After being busted for getting illegally close to the bears, he promised everyone from park officials to naturalists that he'd reform. But the demands of entertainment outfits like Disney and the Discovery Channel required him to do more than stay at 50 yards' distance because, hey, that doesn't make for edgy television.

This is to say nothing of the off-season educational programs Treadwell performed for elementary school kids, promoting an his anthropomorphized vision of very wild, very dangerous creatures.

Part of why Treadwell's story is so fascinating isn't just its overload of tragic irony. Much like Chris McCandless of Jon Krakauer's Into the Wild, Treadwell was an expatriate from middle-class America. Among grizzlies, he made an authentic life that he couldn't find in more conventional settings. To justify this lifestyle, he distorted the truth and was at least partially responsible for the death of his partner, Huguenard.

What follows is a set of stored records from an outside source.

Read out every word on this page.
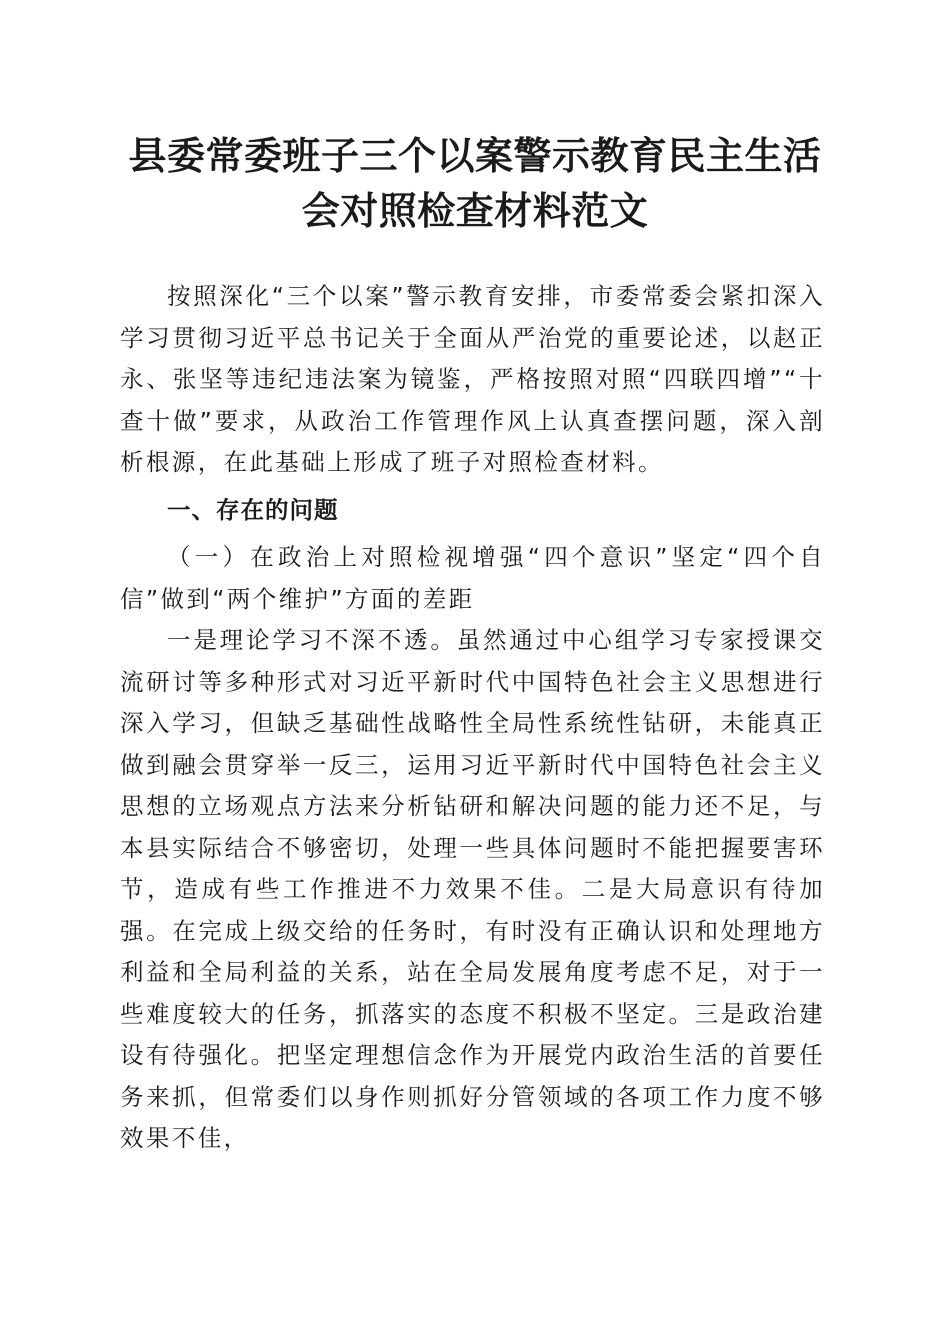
县委常委班子三个以案警示教育民主生活会对照检查材料范文

按照深化“三个以案”警示教育安排，市委常委会紧扣深入学习贯彻习近平总书记关于全面从严治党的重要论述，以赵正永、张坚等违纪违法案为镜鉴，严格按照对照“四联四增”“十查十做”要求，从政治工作管理作风上认真查摆问题，深入剖析根源，在此基础上形成了班子对照检查材料。

一、存在的问题

（一）在政治上对照检视增强“四个意识”坚定“四个自信”做到“两个维护”方面的差距

一是理论学习不深不透。虽然通过中心组学习专家授课交流研讨等多种形式对习近平新时代中国特色社会主义思想进行深入学习，但缺乏基础性战略性全局性系统性钻研，未能真正做到融会贯穿举一反三，运用习近平新时代中国特色社会主义思想的立场观点方法来分析钻研和解决问题的能力还不足，与本县实际结合不够密切，处理一些具体问题时不能把握要害环节，造成有些工作推进不力效果不佳。二是大局意识有待加强。在完成上级交给的任务时，有时没有正确认识和处理地方利益和全局利益的关系，站在全局发展角度考虑不足，对于一些难度较大的任务，抓落实的态度不积极不坚定。三是政治建设有待强化。把坚定理想信念作为开展党内政治生活的首要任务来抓，但常委们以身作则抓好分管领域的各项工作力度不够效果不佳，
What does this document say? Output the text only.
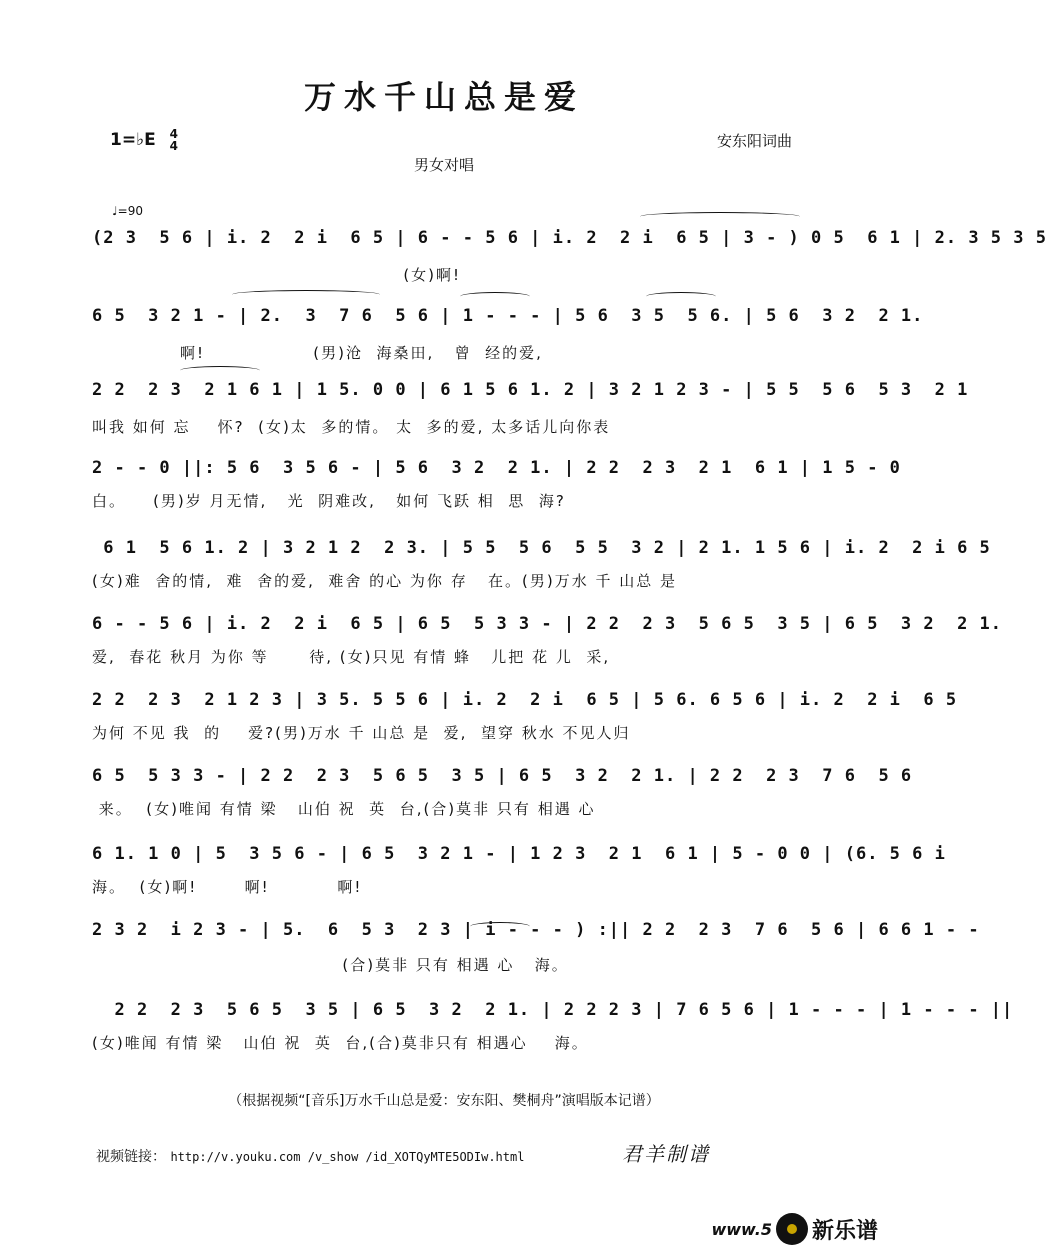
万水千山总是爱
1=♭E 4
4	安东阳词曲
男女对唱
♩=90
(2 3  5 6 | i. 2  2 i  6 5 | 6 - - 5 6 | i. 2  2 i  6 5 | 3 - ) 0 5  6 1 | 2. 3 5 3 5
(女)啊!
6 5  3 2 1 - | 2.  3  7 6  5 6 | 1 - - - | 5 6  3 5  5 6. | 5 6  3 2  2 1.
啊!                (男)沧  海桑田,   曾  经的爱,
2 2  2 3  2 1 6 1 | 1 5. 0 0 | 6 1 5 6 1. 2 | 3 2 1 2 3 - | 5 5  5 6  5 3  2 1
叫我 如何 忘    怀?  (女)太  多的情。 太  多的爱, 太多话儿向你表
2 - - 0 ||: 5 6  3 5 6 - | 5 6  3 2  2 1. | 2 2  2 3  2 1  6 1 | 1 5 - 0
白。    (男)岁 月无情,   光  阴难改,   如何 飞跃 相  思  海?
6 1  5 6 1. 2 | 3 2 1 2  2 3. | 5 5  5 6  5 5  3 2 | 2 1. 1 5 6 | i. 2  2 i 6 5
(女)难  舍的情,  难  舍的爱,  难舍 的心 为你 存   在。(男)万水 千 山总 是
6 - - 5 6 | i. 2  2 i  6 5 | 6 5  5 3 3 - | 2 2  2 3  5 6 5  3 5 | 6 5  3 2  2 1.
爱,  春花 秋月 为你 等      待, (女)只见 有情 蜂   儿把 花 儿  采,
2 2  2 3  2 1 2 3 | 3 5. 5 5 6 | i. 2  2 i  6 5 | 5 6. 6 5 6 | i. 2  2 i  6 5
为何 不见 我  的    爱?(男)万水 千 山总 是  爱,  望穿 秋水 不见人归
6 5  5 3 3 - | 2 2  2 3  5 6 5  3 5 | 6 5  3 2  2 1. | 2 2  2 3  7 6  5 6
来。  (女)唯闻 有情 梁   山伯 祝  英  台,(合)莫非 只有 相遇 心
6 1. 1 0 | 5  3 5 6 - | 6 5  3 2 1 - | 1 2 3  2 1  6 1 | 5 - 0 0 | (6. 5 6 i
海。  (女)啊!       啊!          啊!
2 3 2  i 2 3 - | 5.  6  5 3  2 3 | i - - - ) :|| 2 2  2 3  7 6  5 6 | 6 6 1 - -
(合)莫非 只有 相遇 心   海。
2 2  2 3  5 6 5  3 5 | 6 5  3 2  2 1. | 2 2 2 3 | 7 6 5 6 | 1 - - - | 1 - - - ||
(女)唯闻 有情 梁   山伯 祝  英  台,(合)莫非只有 相遇心    海。
（根据视频“[音乐]万水千山总是爱：安东阳、樊桐舟”演唱版本记谱）
视频链接： http://v.youku.com /v_show /id_XOTQyMTE5ODIw.html	君羊制谱
www.5 新乐谱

Americans are encouraged to dream big dreams, but most of us fall prey to the demands of the practical: kids, mortgages and basic cable. Nevertheless, our iconography celebrates a wild country even while so much of it is becoming an endlessly tame, big box bummer. Treadwell found a way to live a whole other life. He was hardly noble, certainly misguided, and in many ways even selfish. But he lived on his own terms and without apology. He basked in a wild America that few ever experience. And it wasn't always a picnic. Awful weather, awful food, loneliness ... and perpetual danger.

Meeting Treadwell in his stomping grounds in southeastern Alaska was a truly unforgettable experience. This was not the kind of man you meet every day. But that's probably for the best. What Treadwell accomplished for himself is obvious, if not wholly enviable. What he did for the animals he proudly referred to as "his bears" is a lot less clear.